Deux mois après le début d’implémentation des CRI nouvelle génération, l’option permettant de demander une dérogation en matière d’urbanisme est suspendue. Depuis quelques jours, les investisseurs n’ont plus accès à cette rubrique sur la plateforme «CRI-Invest» pour le dépôt de leurs demandes en ligne.

Mesure temporaire ou définitive ? Ce qui est sûr, c’est que ni les CRI, ni les agences urbaines n’ont reçu de courrier leur notifiant la suspension de ce service par le ministère de l’Intérieur. Contacté par nos confrères de Les Inspirations ECO, ce département ne s’est pas prononcé. Pour le moment, aucune alternative n’a été proposée aux investisseurs.

Cette mesure de suspension concerne aussi la procédure relative aux demandes d’attestation de vocation non agricole (AVNA), relative à l’acquisition de propriétés agricoles ou à vocation agricole situées en totalité ou en partie à l’extérieur du périmètre urbain, par des personnes physiques étrangères, des sociétés par actions ou des sociétés dont le capital est détenu en totalité ou en partie par des personnes étrangères, destinées à la réalisation de projets d’investissements autres qu’agricoles.

D’ailleurs, sur proposition du ministre des Finances, Mohamed Benchaâboun, le chef de gouvernement, Saâd Dine El Otmani, vient de donner son aval pour la constitution d’une commission chargée de régler les litiges autour de l’application du dahir n°1.73.213 du 2 mars 1973 instaurant la restitution à l’Etat des lots agricoles ou à vocation agricole, ayant appartenu à des étrangers.

L’article 30 exclut l’octroi des dérogations
Au niveau de loi n° 47-18 portant réforme des Centres régionaux d’investissement (CRI) et création des commissions régionales unifiées d’investissements (B.O. n° 6754 du 21 février 2019), l’article 30 a exclu l’octroi des dérogations aux projets résidentiels immobiliers, exception faite de ceux destinés à l’habitat social et à la lutte contre l’habitat insalubre ou menaçant ruine. De l’avis de plusieurs experts, cette suspension serait temporaire puisque malgré les inconvénients du dispositif dérogatoire, celui-ci constitue une solution à l’insuffisance des documents d’urbanisme et de planification territoriale.

Toutefois, la généralisation de cette pratique dérogatoire remet en cause les grandes orientations et les dispositions des documents d’urbanisme. Selon la saisine n° 11/2014 du Conseil économique, social et environnemental (CESE) relative à l’étude d’impact des dérogations dans le domaine de l’urbanisme, la pratique de la dérogation remonte aux années 1970. Elle a été documentée par une circulaire pour la première fois en février 1999 à travers la circulaire 254 du ministère de l’Aménagement du territoire, de l’environnement, de l’urbanisme et de l’habitat puis par la circulaire 622 en mai 2001. Suivront ensuite deux autres circulaires interministérielles n°3020/27 en mars 2003 et n°10098/31 en juillet 2010.

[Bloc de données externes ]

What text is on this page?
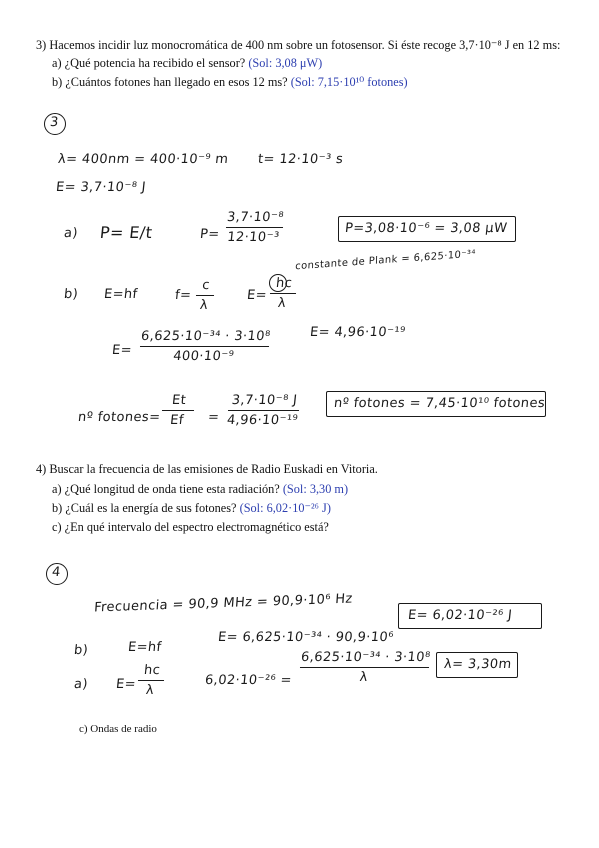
3) Hacemos incidir luz monocromática de 400 nm sobre un fotosensor. Si éste recoge 3,7·10⁻⁸ J en 12 ms:
a) ¿Qué potencia ha recibido el sensor? (Sol: 3,08 μW)
b) ¿Cuántos fotones han llegado en esos 12 ms? (Sol: 7,15·10¹⁰ fotones)
3
λ= 400nm = 400·10⁻⁹ m t= 12·10⁻³ s
E= 3,7·10⁻⁸ J
a) P= E/t	P=
3,7·10⁻⁸
12·10⁻³
P=3,08·10⁻⁶ = 3,08 μW
b) E=hf	f=
c
λ
E=
hc
λ
constante de Plank = 6,625·10⁻³⁴
E=
6,625·10⁻³⁴ · 3·10⁸
400·10⁻⁹
E= 4,96·10⁻¹⁹
nº fotones=
Et
Ef	=
3,7·10⁻⁸ J
4,96·10⁻¹⁹
nº fotones = 7,45·10¹⁰ fotones
4) Buscar la frecuencia de las emisiones de Radio Euskadi en Vitoria.
a) ¿Qué longitud de onda tiene esta radiación? (Sol: 3,30 m)
b) ¿Cuál es la energía de sus fotones? (Sol: 6,02·10⁻²⁶ J)
c) ¿En qué intervalo del espectro electromagnético está?
4
Frecuencia = 90,9 MHz = 90,9·10⁶ Hz
b)	E=hf
E= 6,625·10⁻³⁴ · 90,9·10⁶
E= 6,02·10⁻²⁶ J
a) E=
hc
λ
6,02·10⁻²⁶ =
6,625·10⁻³⁴ · 3·10⁸
λ
λ= 3,30m
c) Ondas de radio
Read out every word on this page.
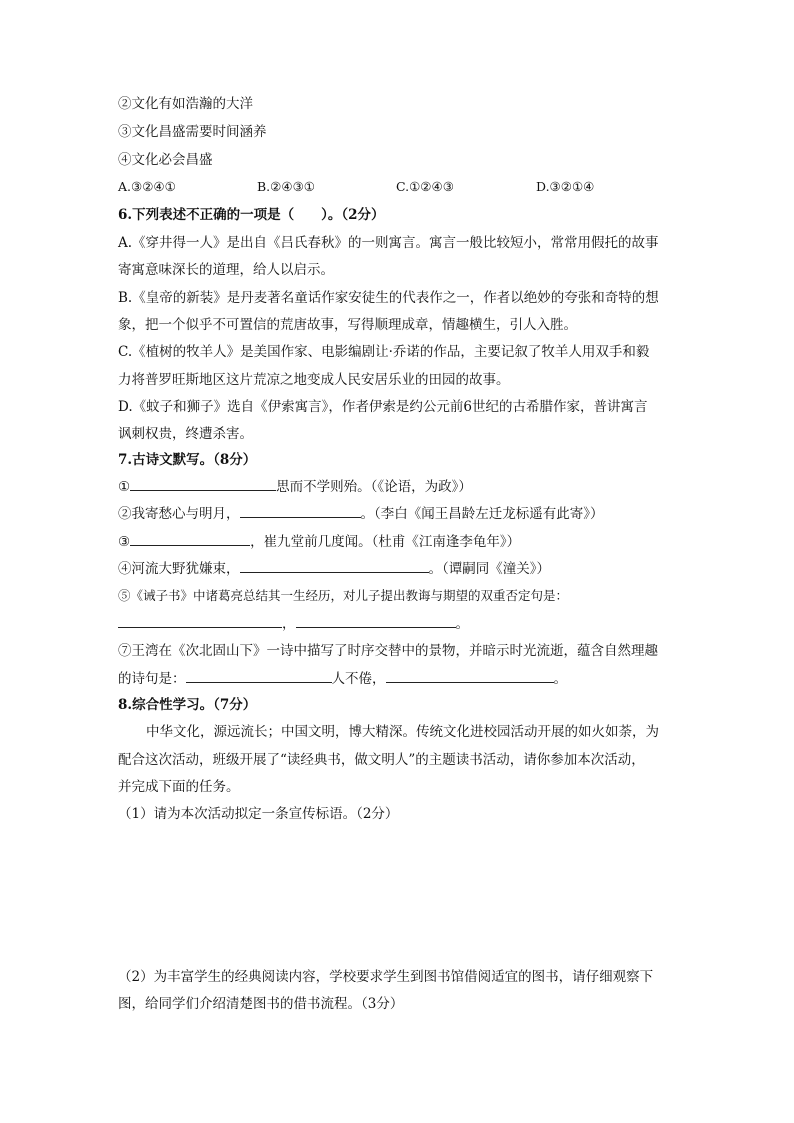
②文化有如浩瀚的大洋
③文化昌盛需要时间涵养
④文化必会昌盛
A.③②④①	B.②④③①	C.①②④③	D.③②①④
6.下列表述不正确的一项是（　　）。（2分）
A.《穿井得一人》是出自《吕氏春秋》的一则寓言。寓言一般比较短小，常常用假托的故事
寄寓意味深长的道理，给人以启示。
B.《皇帝的新装》是丹麦著名童话作家安徒生的代表作之一，作者以绝妙的夸张和奇特的想
象，把一个似乎不可置信的荒唐故事，写得顺理成章，情趣横生，引人入胜。
C.《植树的牧羊人》是美国作家、电影编剧让·乔诺的作品，主要记叙了牧羊人用双手和毅
力将普罗旺斯地区这片荒凉之地变成人民安居乐业的田园的故事。
D.《蚊子和狮子》选自《伊索寓言》，作者伊索是约公元前6世纪的古希腊作家，普讲寓言
讽刺权贵，终遭杀害。
7.古诗文默写。（8分）
①	思而不学则殆。（《论语，为政》）
②我寄愁心与明月，	。（李白《闻王昌龄左迁龙标遥有此寄》）
③	，崔九堂前几度闻。（杜甫《江南逢李龟年》）
④河流大野犹嫌束，	。（谭嗣同《潼关》）
⑤《诫子书》中诸葛亮总结其一生经历，对儿子提出教诲与期望的双重否定句是：
，	。
⑦王湾在《次北固山下》一诗中描写了时序交替中的景物，并暗示时光流逝，蕴含自然理趣
的诗句是：	人不倦，	。
8.综合性学习。（7分）
中华文化，源远流长；中国文明，博大精深。传统文化进校园活动开展的如火如荼，为
配合这次活动，班级开展了“读经典书，做文明人”的主题读书活动，请你参加本次活动，
并完成下面的任务。
（1）请为本次活动拟定一条宣传标语。（2分）
（2）为丰富学生的经典阅读内容，学校要求学生到图书馆借阅适宜的图书，请仔细观察下
图，给同学们介绍清楚图书的借书流程。（3分）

Dérogation : l’ampleur de cette pratique
Les chiffres de la procédure administrative dérogatoire à l’échelle nationale recueillis par le ministère de l’Urbanisme et de l’aménagement du territoire, à travers les statistiques des agences urbaines qui assurent le secrétariat de la commission de dérogation, révèlent l’ampleur de cette pratique et mettent en évidence les impacts économiques, socio-spatiaux et environnementaux de la dérogation sur l’ensemble du territoire national. Depuis l’application de la circulaire interministérielle n°3020/27 en mars 2003 et jusqu’à la fin de 2013, la commission compétente en matière d’instruction des demandes de dérogations a examiné 13.222 projets, soit 110 projets traités en moyenne par mois. Selon le CESE, le bilan fait ressortir que 7.578 projets ont reçu un accord de principe, soit 58%, 4.150 demandes ont reçu un avis défavorable, soit 31% et 1.492 dossiers ont reçu un sursis à statuer, soit 11%.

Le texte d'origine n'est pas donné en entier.